Равным образом и прекраснодушным оппонентам, уверенным, что только в "ужасной России" и только "безумец Иван" мог устраивать казни "без суда", а уж тем паче "собственноручно убивать неугодных", в цивилизованной же Европе этого быть не могло, потому что не могло, хотел бы сообщить следующее:

– во-первых, начиная с 1547 года именно воля венчанного царя была на Руси источником высшего права, приоритетного по отношению к праву традиционному, а соответственно, казнь Репнина, пусть и помимо Думы, совершилась вполне законно;

– во-вторых, все действия Ивана, начиная с момента учреждения Опричнины, дополнительно легитимировались волей Земли, вотировавшей царю абсолютные полномочия;

– и в-третьих, вполне могло. Стефан VII Томша, господарь Молдовы, например, лично забил дубиной Якоба Ераклида, своего предшественника, и всеми был понят правильно. А если Балканы не показатель, то, скажем, Яков II Стюарт лично зарезал Черного Дугласа, и никто ему слова худого не сказал. А если кому-то и Шотландия не в пример, то напомню о Карле IX, мило отстреливавшем подданных из окна своего кабинета в Лувре.
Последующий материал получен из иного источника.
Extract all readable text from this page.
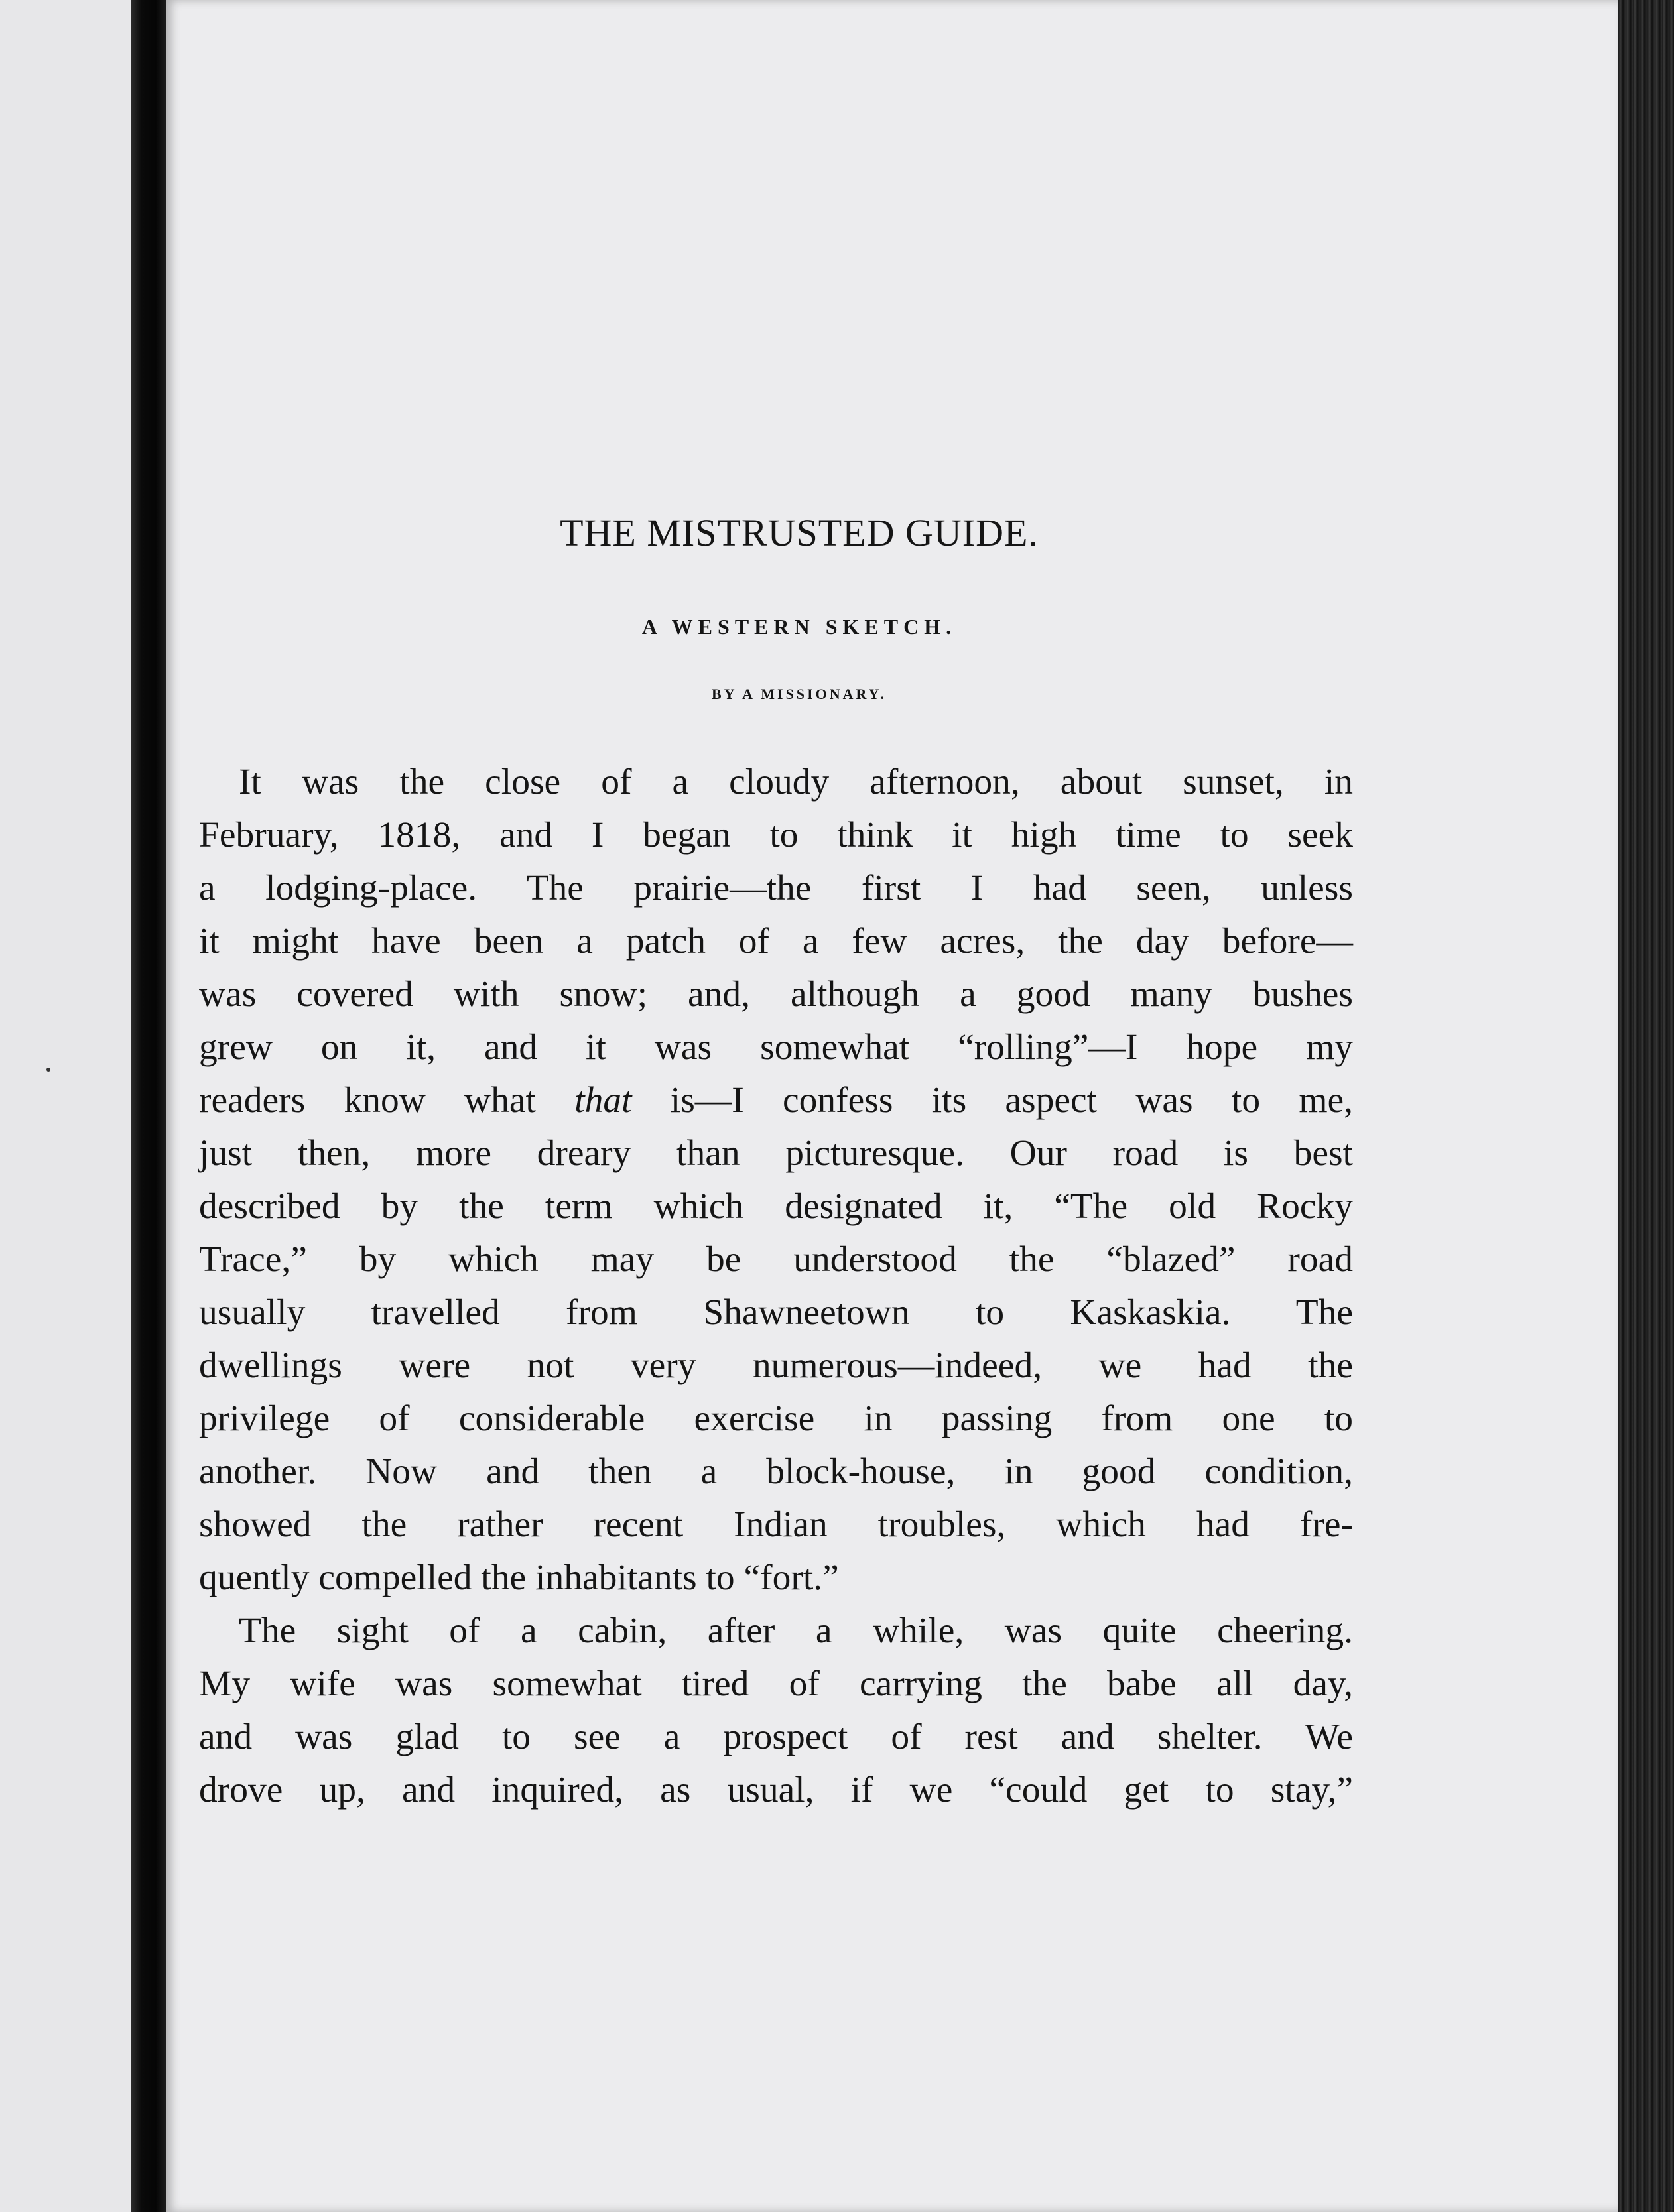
THE MISTRUSTED GUIDE.
A WESTERN SKETCH.
BY A MISSIONARY.
It was the close of a cloudy afternoon, about sunset, in
February, 1818, and I began to think it high time to seek
a lodging-place. The prairie—the first I had seen, unless
it might have been a patch of a few acres, the day before—
was covered with snow; and, although a good many bushes
grew on it, and it was somewhat “rolling”—I hope my
readers know what that is—I confess its aspect was to me,
just then, more dreary than picturesque. Our road is best
described by the term which designated it, “The old Rocky
Trace,” by which may be understood the “blazed” road
usually travelled from Shawneetown to Kaskaskia. The
dwellings were not very numerous—indeed, we had the
privilege of considerable exercise in passing from one to
another. Now and then a block-house, in good condition,
showed the rather recent Indian troubles, which had fre-
quently compelled the inhabitants to “fort.”
The sight of a cabin, after a while, was quite cheering.
My wife was somewhat tired of carrying the babe all day,
and was glad to see a prospect of rest and shelter. We
drove up, and inquired, as usual, if we “could get to stay,”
Никто ведь его не заставлял, просто захотелось. Да и Али Насер Мухаммед, бывший президент Южного Йемена, в январе 1985 года прекрасно расстрелял собственный кабинет министров своими руками – и не надо говорить, что арабский Восток не Европа; очень даже Европа, но как раз времен Ивана…

Впрочем, стоп.

Вернемся в Москву XVI века.

Вполне вероятно, этим следовало завершить предыдущий очерк, но пойдет и начать с этого очерк очередной: подозрения в отношении Пимена, заставившие Ивана задуматься о возвращении в Москву Филиппа, возникли не с бухты-барахты. И дело было не только в интригах негодяев против праведника, но в том, что аккурат осенью 1569 года неким Петром Ивановичем Волынцем царю был через Малюту подан донос о существовании большого, очень разветвленного заговора. Вкратце: якобы один из поваров Ивана подкуплен и готов отравить царя в момент, когда Владимир Старицкий, командовавший в тот момент одной из армий на юге, будет возвращаться из похода. Далее все как положено: войско берет под контроль столицу, уничтожает опричную гвардию и устраняет наследника. Что самое страшное, прозвучали имена влиятельных людей из аппарата Москвы, в том числе и опричного, а также информация о соучастии в заговоре практически всей новгородской элиты и связи заговорщиков с Литвой, которая в случае успеха получала бы за поддержку Псков и Новгород (грамота о чем уже подписана, а "список" ее спрятан "за образами" в Софийском соборе).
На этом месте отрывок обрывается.